一つ目は母親だった。小さかった俺にはよく分からなかったが、冷たく眠ったままの母親が目を覚ますことはなかった。
二つ目は父親だ。事故だったせいで最期を看取ることはできなかった。
三つ目はなんて事のない、ただの通り道で──。
午前十時。
三「おかしくない?」
理解はしつつも、建物内に七番がいないか探しているときに三番がおもむろに口を日開いた。
「何が?」
三「窓も含め出入口はすべて塞がれてるのに二人はどこに消えたの?」
最もな質問だ。俺たちは出られないにも関わらず二人は完全に消えた。もちろん俺たち以外に人影もない。でも人為的要因なしではありえない。
可能性があるとすれば、例えば、
三「どこかに抜け道があって、こっそり抜け出してたりしてね」
十「これだけ探して何も見つからないんだ、そんなことはない」
三「……そうね」
結局いくら探そうが七番も五番もどこにもいなかった。
「……」
動き回ったせいで口と喉がいやに渇く。お腹は空いていないが、体は栄養を求めているはずだ。

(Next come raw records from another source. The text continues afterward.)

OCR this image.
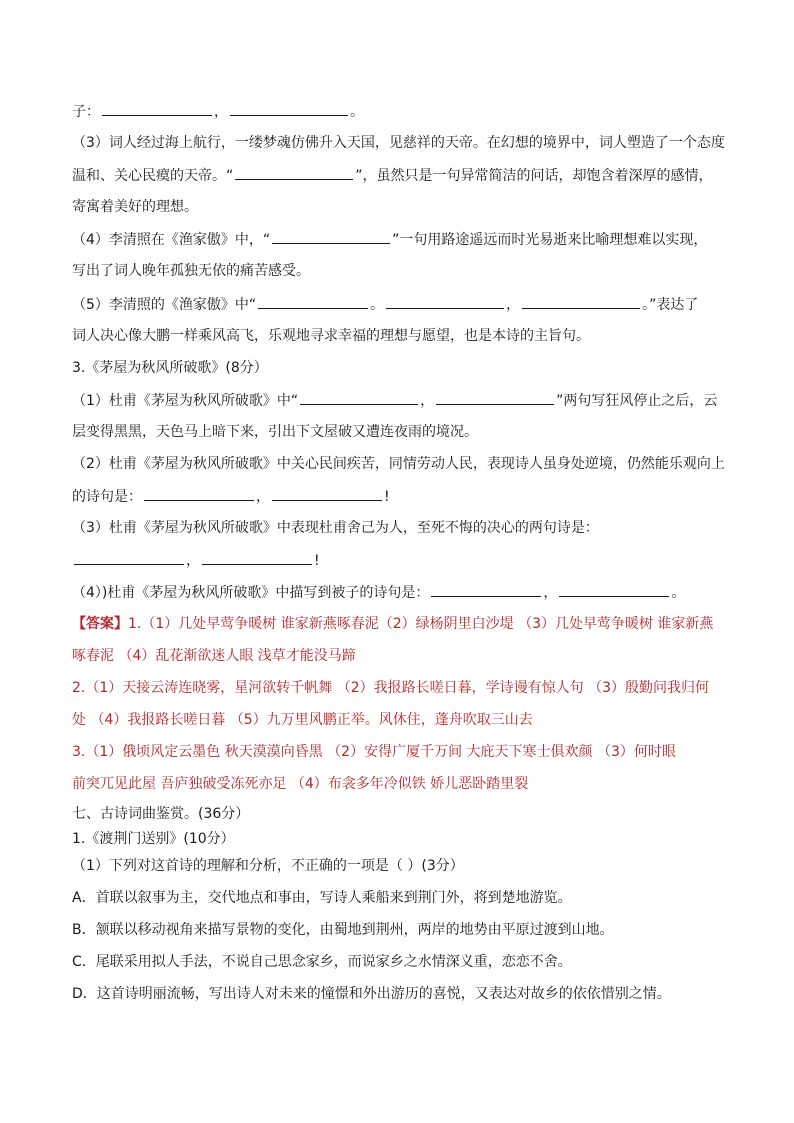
子：	，	。
（3）词人经过海上航行，一缕梦魂仿佛升入天国，见慈祥的天帝。在幻想的境界中，词人塑造了一个态度
温和、关心民瘼的天帝。“	”，虽然只是一句异常简洁的问话，却饱含着深厚的感情，
寄寓着美好的理想。
（4）李清照在《渔家傲》中，“	”一句用路途遥远而时光易逝来比喻理想难以实现，
写出了词人晚年孤独无依的痛苦感受。
（5）李清照的《渔家傲》中“	。	，	。”表达了
词人决心像大鹏一样乘风高飞，乐观地寻求幸福的理想与愿望，也是本诗的主旨句。
3.《茅屋为秋风所破歌》(8分）
（1）杜甫《茅屋为秋风所破歌》中“	，	”两句写狂风停止之后，云
层变得黑黑，天色马上暗下来，引出下文屋破又遭连夜雨的境况。
（2）杜甫《茅屋为秋风所破歌》中关心民间疾苦，同情劳动人民，表现诗人虽身处逆境，仍然能乐观向上
的诗句是：	，	!
（3）杜甫《茅屋为秋风所破歌》中表现杜甫舍己为人，至死不悔的决心的两句诗是：
，	!
（4）)杜甫《茅屋为秋风所破歌》中描写到被子的诗句是：	，	。
【答案】1.（1）几处早莺争暖树 谁家新燕啄春泥（2）绿杨阴里白沙堤 （3）几处早莺争暖树 谁家新燕
啄春泥 （4）乱花渐欲迷人眼 浅草才能没马蹄
2.（1）天接云涛连晓雾，星河欲转千帆舞 （2）我报路长嗟日暮，学诗谩有惊人句 （3）殷勤问我归何
处 （4）我报路长嗟日暮 （5）九万里风鹏正举。风休住，蓬舟吹取三山去
3.（1）俄顷风定云墨色 秋天漠漠向昏黑 （2）安得广厦千万间 大庇天下寒士俱欢颜 （3）何时眼
前突兀见此屋 吾庐独破受冻死亦足 （4）布衾多年冷似铁 娇儿恶卧踏里裂
七、古诗词曲鉴赏。(36分）
1.《渡荆门送别》(10分）
（1）下列对这首诗的理解和分析，不正确的一项是（ ）(3分）
A．首联以叙事为主，交代地点和事由，写诗人乘船来到荆门外，将到楚地游览。
B．颔联以移动视角来描写景物的变化，由蜀地到荆州，两岸的地势由平原过渡到山地。
C．尾联采用拟人手法，不说自己思念家乡，而说家乡之水情深义重，恋恋不舍。
D．这首诗明丽流畅，写出诗人对未来的憧憬和外出游历的喜悦，又表达对故乡的依依惜别之情。
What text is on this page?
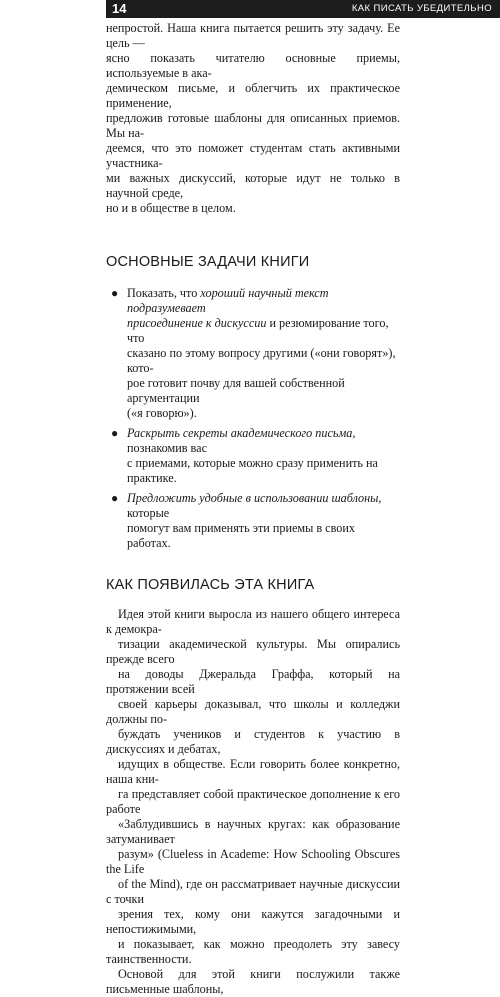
14	КАК ПИСАТЬ УБЕДИТЕЛЬНО

непростой. Наша книга пытается решить эту задачу. Ее цель —
ясно показать читателю основные приемы, используемые в ака-
демическом письме, и облегчить их практическое применение,
предложив готовые шаблоны для описанных приемов. Мы на-
деемся, что это поможет студентам стать активными участника-
ми важных дискуссий, которые идут не только в научной среде,
но и в обществе в целом.

ОСНОВНЫЕ ЗАДАЧИ КНИГИ
● Показать, что хороший научный текст подразумевает
присоединение к дискуссии и резюмирование того, что
сказано по этому вопросу другими («они говорят»), кото-
рое готовит почву для вашей собственной аргументации
(«я говорю»).
● Раскрыть секреты академического письма, познакомив вас
с приемами, которые можно сразу применить на практике.
● Предложить удобные в использовании шаблоны, которые
помогут вам применять эти приемы в своих работах.
КАК ПОЯВИЛАСЬ ЭТА КНИГА

Идея этой книги выросла из нашего общего интереса к демокра-
тизации академической культуры. Мы опирались прежде всего
на доводы Джеральда Граффа, который на протяжении всей
своей карьеры доказывал, что школы и колледжи должны по-
буждать учеников и студентов к участию в дискуссиях и дебатах,
идущих в обществе. Если говорить более конкретно, наша кни-
га представляет собой практическое дополнение к его работе
«Заблудившись в научных кругах: как образование затуманивает
разум» (Clueless in Academe: How Schooling Obscures the Life
of the Mind), где он рассматривает научные дискуссии с точки
зрения тех, кому они кажутся загадочными и непостижимыми,
и показывает, как можно преодолеть эту завесу таинственности.
Основой для этой книги послужили также письменные шаблоны,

それに気付いてしまったらどっと疲れがくるに違いない。
十「大丈夫そうだな」
「うん、なんていうか、実感がまだ……」
なんのリスクも背負ってないからか、俺は別に乱してはいなかった。むしろこのゲームが進むにつれて冷静になっていく。
十「目の前で見てるわけじゃないしな」
「……?」
冷静なのはどうやら?
ゲームから除外された二人は目の前で死んだわけじゃない。見えもしないまま消えた。だからこそ誰も「死」という恐怖にまだ気付けていない。
俺にはその恐怖がないから。なんとなくそのことを濁した。